General characteristics
- Tonnage: 746 GRT
- Displacement: 926 tonnes
- Length: 160.1 ft (48.8 m)
- Beam: 52.3 ft (15.9 m)
- Draught: 7 ft (2.1 m)
- Installed power: steam engines originally fed by coal-fired Scotch boilers, later replaced in 1963 by oil-fired boilers and then by small modern package boilers.^{[citation needed]}
- Propulsion: twin screw
- Speed: about 9 kn (16.7 km/h)

= Hikitia =

Crane ship in Wellington, New Zealand

Hikitia is a self-propelled floating steam crane in Wellington Harbour, New Zealand. She is thought to be the only working steam crane of her type in the world.

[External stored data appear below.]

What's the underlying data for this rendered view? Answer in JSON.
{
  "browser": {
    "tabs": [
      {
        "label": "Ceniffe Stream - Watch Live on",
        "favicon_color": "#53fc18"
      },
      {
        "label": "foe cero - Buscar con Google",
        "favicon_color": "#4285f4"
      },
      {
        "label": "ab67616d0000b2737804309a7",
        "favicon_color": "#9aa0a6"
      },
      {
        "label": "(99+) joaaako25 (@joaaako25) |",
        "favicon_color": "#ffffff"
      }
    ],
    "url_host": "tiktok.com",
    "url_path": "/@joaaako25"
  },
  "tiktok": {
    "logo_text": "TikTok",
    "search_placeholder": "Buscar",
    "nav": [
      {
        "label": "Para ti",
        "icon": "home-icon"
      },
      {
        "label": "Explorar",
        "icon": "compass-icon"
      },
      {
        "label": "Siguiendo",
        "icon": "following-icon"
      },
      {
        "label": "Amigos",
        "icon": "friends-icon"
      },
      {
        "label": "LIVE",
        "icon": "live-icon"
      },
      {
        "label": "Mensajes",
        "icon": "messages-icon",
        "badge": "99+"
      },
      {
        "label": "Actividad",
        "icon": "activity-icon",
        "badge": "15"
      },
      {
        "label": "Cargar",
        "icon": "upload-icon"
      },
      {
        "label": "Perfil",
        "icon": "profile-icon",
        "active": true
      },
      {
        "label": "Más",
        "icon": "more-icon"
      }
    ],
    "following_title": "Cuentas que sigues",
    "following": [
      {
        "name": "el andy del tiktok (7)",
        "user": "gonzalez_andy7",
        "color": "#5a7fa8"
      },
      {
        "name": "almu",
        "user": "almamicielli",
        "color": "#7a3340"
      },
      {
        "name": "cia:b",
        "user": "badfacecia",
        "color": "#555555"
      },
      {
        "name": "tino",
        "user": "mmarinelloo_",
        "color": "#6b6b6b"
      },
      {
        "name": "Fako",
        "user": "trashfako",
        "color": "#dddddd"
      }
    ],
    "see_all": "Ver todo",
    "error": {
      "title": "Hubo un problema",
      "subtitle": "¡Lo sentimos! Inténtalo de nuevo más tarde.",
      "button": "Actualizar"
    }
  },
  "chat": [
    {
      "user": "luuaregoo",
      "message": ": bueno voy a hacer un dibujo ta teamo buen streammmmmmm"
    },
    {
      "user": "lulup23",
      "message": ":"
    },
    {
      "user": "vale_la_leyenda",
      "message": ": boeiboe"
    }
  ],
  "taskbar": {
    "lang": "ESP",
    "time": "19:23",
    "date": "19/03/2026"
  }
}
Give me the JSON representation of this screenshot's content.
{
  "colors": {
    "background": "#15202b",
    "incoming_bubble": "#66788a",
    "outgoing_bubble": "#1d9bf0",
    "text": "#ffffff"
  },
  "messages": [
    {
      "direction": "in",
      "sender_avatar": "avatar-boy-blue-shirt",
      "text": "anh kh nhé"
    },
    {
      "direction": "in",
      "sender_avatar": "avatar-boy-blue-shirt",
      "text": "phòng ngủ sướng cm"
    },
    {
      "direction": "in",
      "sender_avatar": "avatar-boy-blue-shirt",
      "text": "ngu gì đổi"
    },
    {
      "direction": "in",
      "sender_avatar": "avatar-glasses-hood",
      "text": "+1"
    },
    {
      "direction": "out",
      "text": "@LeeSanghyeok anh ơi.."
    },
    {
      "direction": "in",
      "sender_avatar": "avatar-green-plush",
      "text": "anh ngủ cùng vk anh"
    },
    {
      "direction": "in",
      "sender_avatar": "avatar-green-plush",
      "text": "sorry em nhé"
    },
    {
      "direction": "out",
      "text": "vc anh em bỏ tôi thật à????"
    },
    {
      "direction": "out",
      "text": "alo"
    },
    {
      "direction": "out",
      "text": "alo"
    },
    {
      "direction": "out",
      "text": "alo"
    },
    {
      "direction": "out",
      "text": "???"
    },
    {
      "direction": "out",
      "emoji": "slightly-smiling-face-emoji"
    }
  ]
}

She is also the sister ship to the Rapaki, formerly of the Port of Lyttelton, which was put on display at the New Zealand Maritime Museum after being taken out of service, and then scrapped in January 2019. Some parts from Rapaki were given to Hikitia.

== Delivery voyage ==
The Hikitia was built by Fleming & Ferguson of Paisley, Scotland. After completing trials, the vessel left Greenock on 29 September 1926. The delivery voyage took 82 days, travelling via the Panama Canal to reach New Zealand. The vessel travelled with the crane fully erected, and arrived in Wellington Harbour on 21 December 1926.

==Engines==
Twin screws are driven by surface-condensing direct-drive compound engines which were supplied with steam by a coal-fired Scotch boiler with two furnaces. A similar but oil-fired boiler replaced the original boiler in 1963. In 1980 this was also removed and the present two locally made small modern package boilers were installed. These new boilers produce less steam than the original ones.

==Crane==
The hull of the vessel was built by Fleming and Ferguson and the crane was built by Sir William Arrol & Co. of Glasgow. The crane alone weighs 310 tonnes, and was built to lift 80 tonnes. However, while dismantling the wreck of it is thought that she lifted 140 tonnes. In 2004, she lifted 100 tonnes to maintain her lifting licence of 80 tonnes. In 2009, Hikitia lifted a 22 tonne ice plant in Lyttelton.

==Refurbishment==
Hikitia travelled to Lyttelton in June 2009 for hull, tail shaft and various other underwater repairs. While in Lyttelton, she moved an ice plant between wharves to repay part of her refurbishment at the port's dry dock. The venture south was the ship's first time out of Wellington since 1926.

== Incidents ==
There have been two deaths resulting from people climbing the crane and jumping into Wellington Harbour, one in 2015, and another in 2024. The owners of the Hikitia said they had reviewed safety along with the Wellington City Council after the 2015 fatality. Video cameras and warning signs had been placed on the vessel.